Einige Monate später waren wir nicht mehr zusammen. Meine Ex hatte eingesehen, dass ihre Eltern Recht gehabt hatten. Ich hatte ihr zu wenig bieten können. Liebe allein genügt nicht, das ist ein komplexes Konstrukt, an dem vieles mit dranhängt. Ich wollte frei sein von diesen Anhängseln, ich wollte einfach nur lieben. Aber was denn, wenn man sich von all diesen Konstrukten freimachen möchte? Was liebt man eigentlich, wenn alles rundherum wegfällt, Geld, Macht, Einfluss, Vitalität, Kreativität, Perspektiven usw., wenn nur der Mensch übrigbleibt, wenn nur der Kern übrigbleibt?

Einige Jahre später hatte ich es geschafft. Ich war ein berühmter Künstler. Ich war in einem Flow drin, ich produzierte wie im Rausch, eines ergab das andere, ich stellte meine Bilder in Zürich, Basel, Miami und New York aus. Ich hatte es geschafft. Man schrieb über mich. Ich verdiente gut. Reiche Wirtschaftsführer wollten meine Bilder kaufen, sie stiegen im Preis.

Eines Tages hatte ich eine Ausstellung in Zürich, wichtige Investoren und Käufer waren an der Vernissage anwesend. Auch ein Mann, den ich von früher kannte, war anwesend, der Vater meiner Ex, mit der ich vor Jahren kurz zusammen gewesen war. Er begrüsste mich sehr freundlich, sagte: «Du hast es geschafft.» Ich fragte nach dem Befinden seiner Tochter. «Sie ist verheiratet, steckt aber in der Scheidung, sie hat alles, ist aber unglücklich.» «Sagen Sie ihr einen Gruss von mir, wenn Sie sie das nächste Mal sehen.» «Mache ich», sagte er und wandte sich anderen einflussreichen Männern zu.

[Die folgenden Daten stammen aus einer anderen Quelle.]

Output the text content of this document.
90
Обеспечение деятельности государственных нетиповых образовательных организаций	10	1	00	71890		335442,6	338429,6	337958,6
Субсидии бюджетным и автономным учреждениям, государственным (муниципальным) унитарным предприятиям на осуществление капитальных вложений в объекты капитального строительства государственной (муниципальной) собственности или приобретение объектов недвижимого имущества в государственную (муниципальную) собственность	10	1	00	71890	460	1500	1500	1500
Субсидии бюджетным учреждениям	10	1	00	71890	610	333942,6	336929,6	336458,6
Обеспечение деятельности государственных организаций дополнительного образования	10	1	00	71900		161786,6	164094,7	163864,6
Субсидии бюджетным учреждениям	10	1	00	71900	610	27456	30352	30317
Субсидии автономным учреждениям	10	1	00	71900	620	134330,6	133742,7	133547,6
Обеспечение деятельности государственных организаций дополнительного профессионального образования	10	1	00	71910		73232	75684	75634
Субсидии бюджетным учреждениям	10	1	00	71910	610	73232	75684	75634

Und wer jetzt glaubt, dass die Ehe meiner Ex noch gerettet werden konnte, irrt sich. Genauso irren sich die, die glauben, dass ich nach dieser Vernissage mit der Ex wieder zusammenkam. Vielmehr kaufte ihr Vater ein teures Selbstporträt von mir und schenkte es seiner unglücklichen Tochter, als Investition in die Zukunft.